Cela nous amène tout naturellement à la deuxième partie du rapport relative à « l’impact limité de la loi LME sur les relations commerciales ». Dans ce domaine, l’échec est patent.
Nous avions pointé du doigt les dangers de la réglementation prévue par le projet de loi de modernisation de l’économie. En effet, la législation a fait table rase des quelques garde-fous qui subsistaient encore dans le code de commerce, notamment dans son article L. 441-6, pour tenter d’encadrer le grave déséquilibre de la relation commerciale entre fournisseur, centrale d’achat ou distributeur.
Il aurait été illusoire de croire que la loi de modernisation de l’économie pouvait encadrer les marges arrière, tout en prônant la libre négociation des conditions générales de vente et en autorisant la revente à perte.

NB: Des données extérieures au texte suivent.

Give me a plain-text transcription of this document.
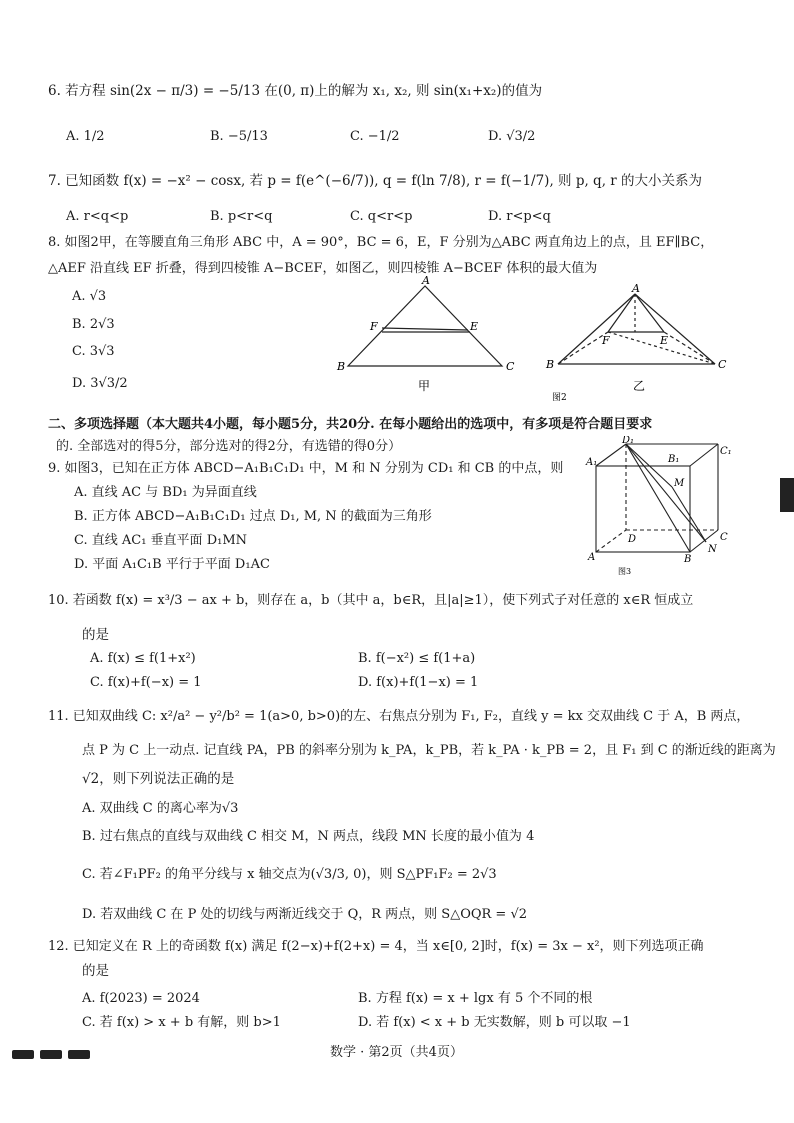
6. 若方程 sin(2x − π/3) = −5/13 在(0, π)上的解为 x₁, x₂, 则 sin(x₁+x₂)的值为
A. 1/2	B. −5/13	C. −1/2	D. √3/2
7. 已知函数 f(x) = −x² − cosx, 若 p = f(e^(−6/7)), q = f(ln 7/8), r = f(−1/7), 则 p, q, r 的大小关系为
A. r<q<p	B. p<r<q	C. q<r<p	D. r<p<q
8. 如图2甲，在等腰直角三角形 ABC 中，A = 90°，BC = 6，E，F 分别为△ABC 两直角边上的点，且 EF∥BC，
△AEF 沿直线 EF 折叠，得到四棱锥 A−BCEF，如图乙，则四棱锥 A−BCEF 体积的最大值为
A. √3
B. 2√3
C. 3√3
D. 3√3/2
A
F	E
B	C
甲
A
F	E
B	C
乙
图2
二、多项选择题（本大题共4小题，每小题5分，共20分. 在每小题给出的选项中，有多项是符合题目要求
的. 全部选对的得5分，部分选对的得2分，有选错的得0分）
9. 如图3，已知在正方体 ABCD−A₁B₁C₁D₁ 中，M 和 N 分别为 CD₁ 和 CB 的中点，则
A. 直线 AC 与 BD₁ 为异面直线
B. 正方体 ABCD−A₁B₁C₁D₁ 过点 D₁, M, N 的截面为三角形
C. 直线 AC₁ 垂直平面 D₁MN
D. 平面 A₁C₁B 平行于平面 D₁AC
D₁
A₁	B₁
C₁
M
D	C
N
A	B
图3
10. 若函数 f(x) = x³/3 − ax + b，则存在 a，b（其中 a，b∈R，且|a|≥1），使下列式子对任意的 x∈R 恒成立
的是
A. f(x) ≤ f(1+x²)	B. f(−x²) ≤ f(1+a)
C. f(x)+f(−x) = 1	D. f(x)+f(1−x) = 1
11. 已知双曲线 C: x²/a² − y²/b² = 1(a>0, b>0)的左、右焦点分别为 F₁, F₂，直线 y = kx 交双曲线 C 于 A，B 两点，
点 P 为 C 上一动点. 记直线 PA，PB 的斜率分别为 k_PA，k_PB，若 k_PA · k_PB = 2，且 F₁ 到 C 的渐近线的距离为
√2，则下列说法正确的是
A. 双曲线 C 的离心率为√3
B. 过右焦点的直线与双曲线 C 相交 M，N 两点，线段 MN 长度的最小值为 4
C. 若∠F₁PF₂ 的角平分线与 x 轴交点为(√3/3, 0)，则 S△PF₁F₂ = 2√3
D. 若双曲线 C 在 P 处的切线与两渐近线交于 Q，R 两点，则 S△OQR = √2
12. 已知定义在 R 上的奇函数 f(x) 满足 f(2−x)+f(2+x) = 4，当 x∈[0, 2]时，f(x) = 3x − x²，则下列选项正确
的是
A. f(2023) = 2024	B. 方程 f(x) = x + lgx 有 5 个不同的根
C. 若 f(x) > x + b 有解，则 b>1	D. 若 f(x) < x + b 无实数解，则 b 可以取 −1
数学 · 第2页（共4页）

En consacrant, dans les relations commerciales, l’opacité ou la discrimination tarifaire, la législation n’avait pas su lever l’inquiétude chez les professionnels, sauf chez les grands distributeurs, qui se félicitaient d’un dispositif taillé sur mesure pour eux.
Aujourd’hui, le bilan de ces dispositions n’a rien d’étonnant. Selon les informations fournies par le ministère, les marges arrière auraient très fortement diminué. Si cela se vérifie, comment expliquer que la baisse des prix n’ait pas été au rendez-vous et que les fournisseurs ou producteurs n’aient pas vu leurs rémunérations augmenter ?
La crise traversée par le secteur laitier en particulier et par le monde agricole en général montre à quel point les relations entre producteurs, fournisseurs et distributeurs sont opaques et déséquilibrées.